Я вдруг почувствовала не свойственное мне отчаяние. Я решила набрать Джэнет. Прерываясь на слезы, я рассказала ей все то, о чем раньше никому не говорила.
– Джэнет, мне очень-очень плохо в моей семье. Мы вообще не общаемся, никуда не ходим, и семейное время в их понимании – это просмотр ТВ-шоу, в которых я ничего не понимаю.
После каждого нового кусочка информации Джэнет сначала замирала, а потом громко ахала.
– Лиза, нет, здесь что-то не то.
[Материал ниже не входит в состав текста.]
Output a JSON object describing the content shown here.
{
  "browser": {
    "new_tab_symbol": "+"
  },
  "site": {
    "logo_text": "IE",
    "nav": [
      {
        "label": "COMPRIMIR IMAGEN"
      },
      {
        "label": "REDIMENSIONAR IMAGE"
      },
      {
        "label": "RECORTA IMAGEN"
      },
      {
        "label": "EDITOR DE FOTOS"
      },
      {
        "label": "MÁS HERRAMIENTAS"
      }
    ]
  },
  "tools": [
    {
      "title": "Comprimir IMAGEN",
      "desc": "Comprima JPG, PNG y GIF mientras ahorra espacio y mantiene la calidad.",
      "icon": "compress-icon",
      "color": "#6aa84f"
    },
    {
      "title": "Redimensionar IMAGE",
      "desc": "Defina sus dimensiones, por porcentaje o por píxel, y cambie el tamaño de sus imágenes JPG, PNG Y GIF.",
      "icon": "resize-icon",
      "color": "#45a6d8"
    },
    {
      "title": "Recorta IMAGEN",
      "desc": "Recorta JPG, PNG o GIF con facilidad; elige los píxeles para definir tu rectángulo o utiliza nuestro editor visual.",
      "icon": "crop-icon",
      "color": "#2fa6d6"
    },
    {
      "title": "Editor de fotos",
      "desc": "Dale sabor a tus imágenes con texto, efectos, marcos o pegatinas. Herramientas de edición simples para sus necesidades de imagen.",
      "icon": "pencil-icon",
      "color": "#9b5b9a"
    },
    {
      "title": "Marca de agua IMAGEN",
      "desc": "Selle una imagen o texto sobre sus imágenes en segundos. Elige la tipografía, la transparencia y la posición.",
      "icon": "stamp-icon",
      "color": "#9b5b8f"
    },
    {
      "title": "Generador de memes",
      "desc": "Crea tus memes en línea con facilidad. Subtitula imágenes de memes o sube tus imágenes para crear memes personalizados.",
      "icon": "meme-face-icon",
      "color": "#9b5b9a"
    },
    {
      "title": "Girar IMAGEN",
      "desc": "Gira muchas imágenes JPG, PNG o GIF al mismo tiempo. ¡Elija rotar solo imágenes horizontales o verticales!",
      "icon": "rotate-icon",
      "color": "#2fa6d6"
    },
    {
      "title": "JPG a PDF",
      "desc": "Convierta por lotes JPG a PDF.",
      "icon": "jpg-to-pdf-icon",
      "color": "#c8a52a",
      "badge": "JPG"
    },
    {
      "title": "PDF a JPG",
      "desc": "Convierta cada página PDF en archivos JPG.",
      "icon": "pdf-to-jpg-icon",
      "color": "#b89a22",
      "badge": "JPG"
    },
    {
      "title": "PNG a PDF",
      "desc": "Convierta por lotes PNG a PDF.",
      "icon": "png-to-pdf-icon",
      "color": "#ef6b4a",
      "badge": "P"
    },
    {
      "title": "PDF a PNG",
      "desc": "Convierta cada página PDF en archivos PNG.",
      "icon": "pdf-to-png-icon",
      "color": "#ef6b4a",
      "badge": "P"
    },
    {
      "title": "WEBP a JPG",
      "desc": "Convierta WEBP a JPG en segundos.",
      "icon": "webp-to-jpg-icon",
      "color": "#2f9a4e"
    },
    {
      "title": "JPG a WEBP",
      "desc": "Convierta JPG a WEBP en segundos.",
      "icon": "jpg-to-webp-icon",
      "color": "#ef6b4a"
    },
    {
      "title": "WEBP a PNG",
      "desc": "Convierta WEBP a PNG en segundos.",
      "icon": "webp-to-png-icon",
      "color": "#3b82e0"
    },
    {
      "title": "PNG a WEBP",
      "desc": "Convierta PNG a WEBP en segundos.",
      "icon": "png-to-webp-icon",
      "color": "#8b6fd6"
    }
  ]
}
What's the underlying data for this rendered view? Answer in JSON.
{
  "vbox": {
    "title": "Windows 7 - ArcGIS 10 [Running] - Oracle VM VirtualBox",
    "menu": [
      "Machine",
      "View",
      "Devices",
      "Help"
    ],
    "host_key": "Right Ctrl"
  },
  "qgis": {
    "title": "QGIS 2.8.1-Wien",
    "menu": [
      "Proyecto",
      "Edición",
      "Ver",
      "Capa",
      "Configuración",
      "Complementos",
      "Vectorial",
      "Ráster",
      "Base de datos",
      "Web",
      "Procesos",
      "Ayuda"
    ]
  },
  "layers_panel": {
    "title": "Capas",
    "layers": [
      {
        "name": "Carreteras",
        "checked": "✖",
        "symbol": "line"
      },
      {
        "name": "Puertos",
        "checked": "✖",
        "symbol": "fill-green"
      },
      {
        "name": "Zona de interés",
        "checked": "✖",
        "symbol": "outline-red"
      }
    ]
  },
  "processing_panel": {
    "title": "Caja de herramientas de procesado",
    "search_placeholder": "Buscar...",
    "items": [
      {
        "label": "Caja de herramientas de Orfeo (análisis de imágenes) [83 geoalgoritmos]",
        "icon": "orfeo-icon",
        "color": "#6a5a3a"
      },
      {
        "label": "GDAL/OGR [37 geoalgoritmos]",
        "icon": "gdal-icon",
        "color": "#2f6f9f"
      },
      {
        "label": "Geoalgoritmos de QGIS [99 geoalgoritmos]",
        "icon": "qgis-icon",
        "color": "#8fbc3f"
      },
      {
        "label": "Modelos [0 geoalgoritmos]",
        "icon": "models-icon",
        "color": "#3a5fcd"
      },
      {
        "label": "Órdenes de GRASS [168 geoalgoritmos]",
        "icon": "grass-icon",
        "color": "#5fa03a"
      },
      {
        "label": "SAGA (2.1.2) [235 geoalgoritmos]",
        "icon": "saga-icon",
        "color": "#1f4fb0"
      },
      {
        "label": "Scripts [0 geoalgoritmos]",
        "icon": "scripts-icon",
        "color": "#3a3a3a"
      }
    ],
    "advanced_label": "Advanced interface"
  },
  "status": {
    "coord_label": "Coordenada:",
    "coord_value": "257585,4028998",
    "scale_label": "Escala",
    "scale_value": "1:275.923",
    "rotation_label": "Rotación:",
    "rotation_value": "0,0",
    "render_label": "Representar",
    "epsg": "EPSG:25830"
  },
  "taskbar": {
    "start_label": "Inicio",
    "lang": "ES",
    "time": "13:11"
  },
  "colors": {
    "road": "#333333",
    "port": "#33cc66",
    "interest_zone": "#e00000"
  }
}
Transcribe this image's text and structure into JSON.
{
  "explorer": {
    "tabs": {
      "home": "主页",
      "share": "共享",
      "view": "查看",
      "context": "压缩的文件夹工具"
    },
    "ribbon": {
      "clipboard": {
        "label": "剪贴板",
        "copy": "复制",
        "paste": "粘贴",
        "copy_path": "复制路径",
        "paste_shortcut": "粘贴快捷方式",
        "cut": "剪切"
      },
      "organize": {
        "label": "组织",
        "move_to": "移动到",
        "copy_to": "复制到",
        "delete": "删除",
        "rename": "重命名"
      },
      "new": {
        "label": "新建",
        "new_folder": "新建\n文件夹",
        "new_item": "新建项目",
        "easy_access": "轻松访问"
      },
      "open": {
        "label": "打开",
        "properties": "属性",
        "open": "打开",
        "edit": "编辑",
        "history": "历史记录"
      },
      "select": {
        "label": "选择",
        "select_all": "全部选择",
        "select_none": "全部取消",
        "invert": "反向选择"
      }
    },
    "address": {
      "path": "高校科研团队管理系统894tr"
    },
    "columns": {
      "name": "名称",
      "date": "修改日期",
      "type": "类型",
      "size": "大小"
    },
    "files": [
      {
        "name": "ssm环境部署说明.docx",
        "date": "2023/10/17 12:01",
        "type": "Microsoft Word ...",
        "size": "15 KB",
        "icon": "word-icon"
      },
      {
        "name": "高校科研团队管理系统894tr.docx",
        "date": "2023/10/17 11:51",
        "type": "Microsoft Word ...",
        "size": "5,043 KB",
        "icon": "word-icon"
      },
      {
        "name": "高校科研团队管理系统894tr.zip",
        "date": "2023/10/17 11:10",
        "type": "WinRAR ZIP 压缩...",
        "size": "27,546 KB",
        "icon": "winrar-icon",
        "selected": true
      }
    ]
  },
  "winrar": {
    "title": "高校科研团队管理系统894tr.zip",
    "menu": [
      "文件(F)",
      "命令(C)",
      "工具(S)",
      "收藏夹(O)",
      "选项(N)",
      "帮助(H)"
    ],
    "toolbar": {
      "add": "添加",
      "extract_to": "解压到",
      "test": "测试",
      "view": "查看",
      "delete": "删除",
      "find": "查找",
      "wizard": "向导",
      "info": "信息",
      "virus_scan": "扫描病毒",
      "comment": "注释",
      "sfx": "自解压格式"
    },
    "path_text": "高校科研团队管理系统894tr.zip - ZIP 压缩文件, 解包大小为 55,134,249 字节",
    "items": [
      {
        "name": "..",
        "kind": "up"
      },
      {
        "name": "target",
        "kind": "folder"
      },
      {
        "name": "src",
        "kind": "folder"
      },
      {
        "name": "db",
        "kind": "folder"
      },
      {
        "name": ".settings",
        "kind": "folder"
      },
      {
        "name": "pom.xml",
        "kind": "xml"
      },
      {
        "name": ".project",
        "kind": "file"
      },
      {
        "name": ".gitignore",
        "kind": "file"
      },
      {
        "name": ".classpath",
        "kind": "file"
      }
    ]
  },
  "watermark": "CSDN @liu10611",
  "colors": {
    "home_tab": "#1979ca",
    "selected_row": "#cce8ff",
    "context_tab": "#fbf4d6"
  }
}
У тебя не должен быть такой опыт в программе. Что-то сильно пошло не так с одобрением твоей семьи. За 5 лет, что мы принимаем иностранных студентов, я впервые слышу такую историю!
Я зарыдала еще больше. Она выслушала все, задала мне много вопросов, а в заключение спросила:
– Что бы ты хотела в идеале?
– Если вы меня возьмете, я бы хотела переехать к вам.
– Лиза, sweetheart[11], мы бы с радостью тебя взяли, если нам разрешат. Мы все тебя так полюбили! Дай мне несколько дней, чтобы все разузнать. Я тебе перезвоню, как только что-то решится.
У меня появилась надежда.
Через два дня Джэнет позвонила мне, чтобы сообщить новость:
– Дорогая, все сложно. Они не хотят тебя переводить из вашего филиала в наш. Многое связано с перераспределением средств, которые выделяет правительство. Но я все еще не сдаюсь, я пытаюсь выйти на высшие инстанции и договориться.
Я надеялась и молилась, и каждый день ждала ее звонка.
Но вместо хороших новостей через день ко мне в комнату ворвалась Ли́са с диким ором:
– Как ты могла так с нами поступить?
– Что я сделала? – спросила я.
– Как ты могла рассказать про Кристи, про Глорию, про Джона. После всего, что мы для тебя сделали! Ты неблагодарная с…ка, – кричала она мне. Она замахнулась, и я думала, что она меня ударит по лицу.
Я бросилась на свою кровать и забилась в угол.
– Собирайся и убирайся, – завизжала Ли́са. – Ты хочешь быть поближе к своему бойфренду? – указала она на фотографию Лео, которую я поставила рядом со своей кроватью вместе с фотографиями мамы, родных и друзей.
Я окаменела.
– Куда мне идти? – спросила я.
– Звони тем, кому ты про нас настучала, и пусть они тебя забирают. Ты здесь больше не живешь.
Я начала судорожно звонить куратору. Но она не брала трубку.
– Я останусь на улице, – пронеслось у меня в голове.
– Она не берет трубку, – робко сказала я Ли́се.
– Меня не волнует, куда ты пойдешь, убирайся.
Я продолжила звонить. На пятом звонке куратор ответила.
– Моя приемная мама сказала позвонить вам, потому что она меня выгоняет.
Мне было страшно неудобно перед ней. Я представила худший сценарий: как меня с огромным позором возвращают в Иваново, ведь я не смогла ужиться с американской семьей.